En la muerte de Regina Múzquiz, la tristeza no es solo por quien se va sino por lo que también se lleva, un buen puñado de cualidades humanas muy difíciles de encontrar. Esta gran mujer apabullaba inicialmente con su esplendorosa talla para luego apaciguarte con su educación exquisita y su afecto a prueba de tormentas e insidias. La suya era una cordialidad casi institucional, que trascendía por completo el rumbo habitual que suelen tomar las relaciones políticas y profesionales. No fue, ciertamente, una más en ejercer este difícil arte. Y es ese, precisamente, su gran legado: cómo lograr tus propósitos con agrado y sintonía, sin conflicto, con sabiduría y vocación de permanencia.
Pese a que le brindó a la industria farmacéutica sus años profesionales más logrados y plenos, creo que fue en la Administración pública donde deja un recuerdo imborrable de lo que debe ser un alto cargo: conocimiento profundo de su cometido, capacidad de diálogo y convencimiento y autoexigencia en la obtención de resultados. Porque Regina era todo afabilidad, pero no por ello descuido o desatino; más bien al contrario, su máxima fue siempre el rigor, que a veces tendemos a pensar que solo puede ser aplicado con esfuerzo, seriedad y hasta malos modos. Pues no, hay otra manera más dulce de hacerlo, pero solo al alcance de muy pocos.
Aquel Consejo Interterritorial en el que desplegó sus artes no era precisamente una balsa de aceite. Puede que los consejeros de hace 20 años supieran más de sanidad o fueran más capaces que los de ahora, quién lo sabe. Lo cierto es que había una transferencia en ciernes, mucha financiación en juego y un ‘quítate tú que ya me pongo yo, que lo hago mejor’ que a cualquiera lastimaría en su amor propio y en muchos provocaría hasta la idea del mismísimo sabotaje. No en Regina, que participó de un encargo titánico –completar un traspaso de competencias a diez autonomías en poco menos de dos años, cuando hasta ese momento se habían realizado solo siete en casi dos décadas- y lo ejecutó a rajatabla.

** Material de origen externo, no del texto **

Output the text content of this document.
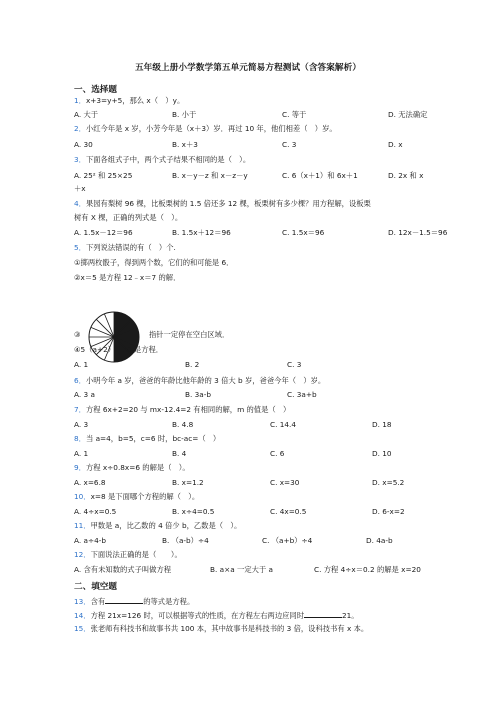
五年级上册小学数学第五单元简易方程测试（含答案解析）
一、选择题
1．x+3=y+5，那么 x（　）y。
A. 大于	B. 小于	C. 等于	D. 无法确定
2．小红今年是 x 岁，小芳今年是（x＋3）岁．再过 10 年，他们相差（　）岁。
A. 30	B. x＋3	C. 3	D. x
3．下面各组式子中，两个式子结果不相同的是（　）。
A. 25² 和 25×25	B. x－y－z 和 x－z－y	C. 6（x＋1）和 6x＋1	D. 2x 和 x
＋x
4．果园有梨树 96 棵，比板栗树的 1.5 倍还多 12 棵，板栗树有多少棵？用方程解，设板栗
树有 X 棵，正确的列式是（　）。
A. 1.5x－12＝96	B. 1.5x＋12＝96	C. 1.5x＝96	D. 12x－1.5＝96
5．下列说法错误的有（　）个.
①掷两枚骰子，得到两个数，它们的和可能是 6．
②x＝5 是方程 12﹣x＝7 的解．
③	指针一定停在空白区域．
④5（a+2）＝10 是方程．
A. 1	B. 2	C. 3
6．小明今年 a 岁，爸爸的年龄比他年龄的 3 倍大 b 岁，爸爸今年（　）岁。
A. 3 a	B. 3a-b	C. 3a+b
7．方程 6x+2=20 与 mx-12.4=2 有相同的解，m 的值是（　）
A. 3	B. 4.8	C. 14.4	D. 18
8．当 a=4，b=5，c=6 时，bc-ac=（　）
A. 1	B. 4	C. 6	D. 10
9．方程 x÷0.8x=6 的解是（　）。
A. x=6.8	B. x=1.2	C. x=30	D. x=5.2
10．x=8 是下面哪个方程的解（　）。
A. 4÷x=0.5	B. x÷4=0.5	C. 4x=0.5	D. 6-x=2
11．甲数是 a，比乙数的 4 倍少 b，乙数是（　）。
A. a÷4-b	B. （a-b）÷4	C. （a+b）÷4	D. 4a-b
12．下面说法正确的是（　　）。
A. 含有未知数的式子叫做方程	B. a×a 一定大于 a	C. 方程 4÷x＝0.2 的解是 x=20
二、填空题
13．含有	的等式是方程。
14．方程 21x=126 时，可以根据等式的性质，在方程左右两边应同时	21。
15．张老师有科技书和故事书共 100 本，其中故事书是科技书的 3 倍，设科技书有 x 本。
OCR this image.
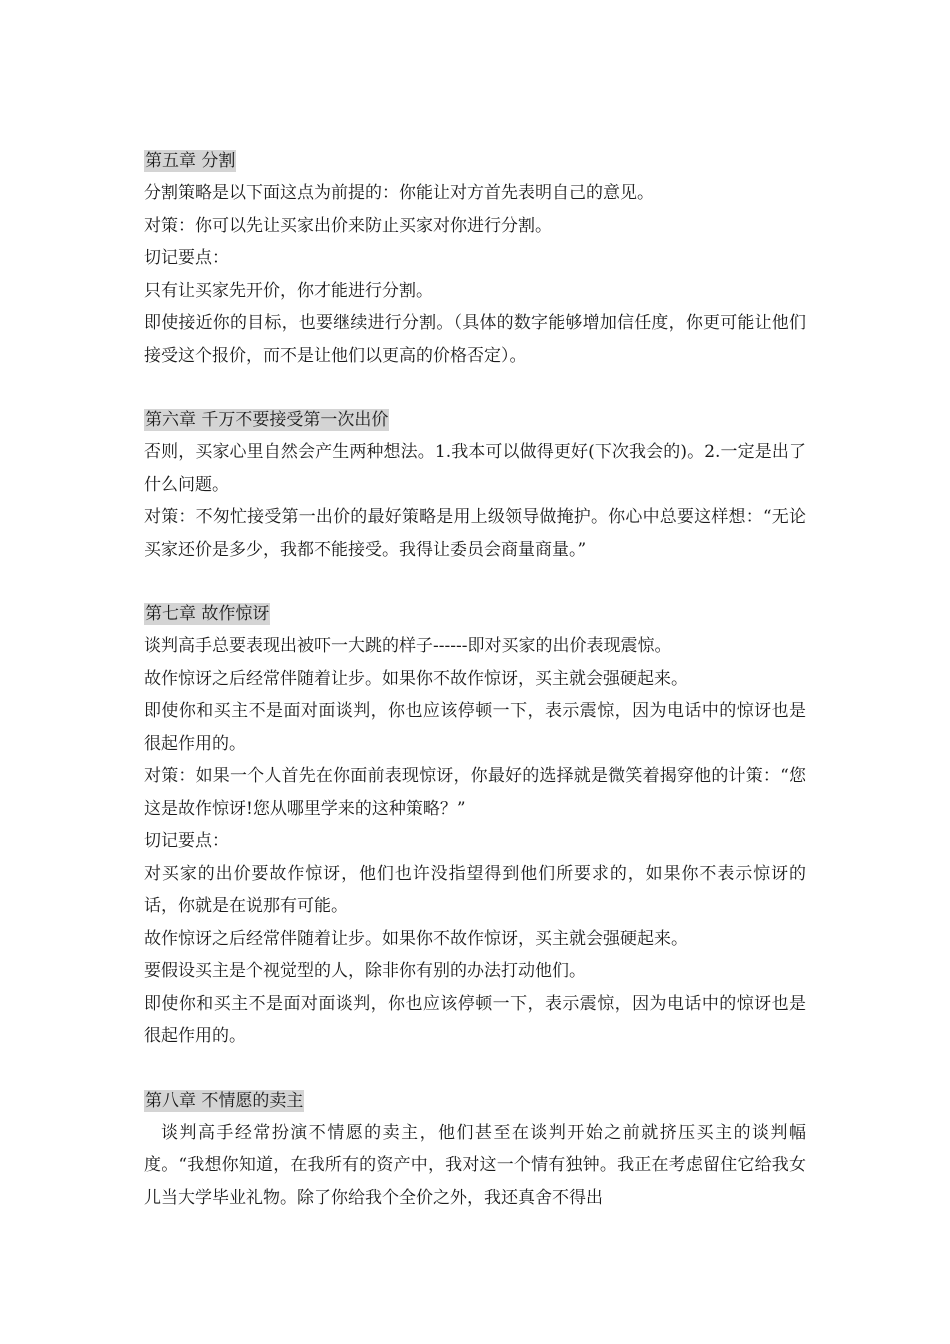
第五章 分割

分割策略是以下面这点为前提的：你能让对方首先表明自己的意见。

对策：你可以先让买家出价来防止买家对你进行分割。

切记要点：

只有让买家先开价，你才能进行分割。

即使接近你的目标，也要继续进行分割。（具体的数字能够增加信任度，你更可能让他们接受这个报价，而不是让他们以更高的价格否定）。

第六章 千万不要接受第一次出价

否则，买家心里自然会产生两种想法。1.我本可以做得更好(下次我会的)。2.一定是出了什么问题。

对策：不匆忙接受第一出价的最好策略是用上级领导做掩护。你心中总要这样想：“无论买家还价是多少，我都不能接受。我得让委员会商量商量。”

第七章 故作惊讶

谈判高手总要表现出被吓一大跳的样子------即对买家的出价表现震惊。

故作惊讶之后经常伴随着让步。如果你不故作惊讶，买主就会强硬起来。

即使你和买主不是面对面谈判，你也应该停顿一下，表示震惊，因为电话中的惊讶也是很起作用的。

对策：如果一个人首先在你面前表现惊讶，你最好的选择就是微笑着揭穿他的计策：“您这是故作惊讶!您从哪里学来的这种策略？”

切记要点：

对买家的出价要故作惊讶，他们也许没指望得到他们所要求的，如果你不表示惊讶的话，你就是在说那有可能。

故作惊讶之后经常伴随着让步。如果你不故作惊讶，买主就会强硬起来。

要假设买主是个视觉型的人，除非你有别的办法打动他们。

即使你和买主不是面对面谈判，你也应该停顿一下，表示震惊，因为电话中的惊讶也是很起作用的。

第八章 不情愿的卖主

谈判高手经常扮演不情愿的卖主，他们甚至在谈判开始之前就挤压买主的谈判幅度。“我想你知道，在我所有的资产中，我对这一个情有独钟。我正在考虑留住它给我女儿当大学毕业礼物。除了你给我个全价之外，我还真舍不得出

Las administraciones autonómicas, con sus rutilantes servicios públicos de salud, recibieron todo un patrimonio en recursos humanos y técnicos. Llegaba el momento de mostrar, también en las autonomías sin historia, que la aproximación de los servicios al ciudadano era un incuestionable beneficio. Esa verdad que nadie pudo objetar entonces se llevó por delante la aportación de los últimos altos cargos de esa Administración estatal menguante y taciturna. Pero es preciso recordar que allí hubo profesionales de cuerpo entero, que supieron cumplir con el deber encomendado por el poder político de turno y aceptaron echarse a un lado, sin rechistar. Y Regina fue una de las caras más visibles de aquel grupo de fieles servidores de lo público.
Obviamente, las farmacéuticas no dejaron que el talento de Regina cayera en el olvido y rápidamente se hicieron con sus servicios. Desde entonces hasta el último de sus días, supo ejercer su influencia y conocimiento en un sector en el que, año tras año, se iba manejando con la soltura propia del que se sabe una autoridad. Pero sin afectación ni soberbia, con la naturalidad propia del que no necesita demostrar.
De veras que la imagino en paz consigo misma en ese último trance y sin reparar apenas en cuánto duraría su recuerdo en todos aquellos que tuvimos la suerte de conocerla, tratarla, seguirla y admirarla. En mi caso, para siempre.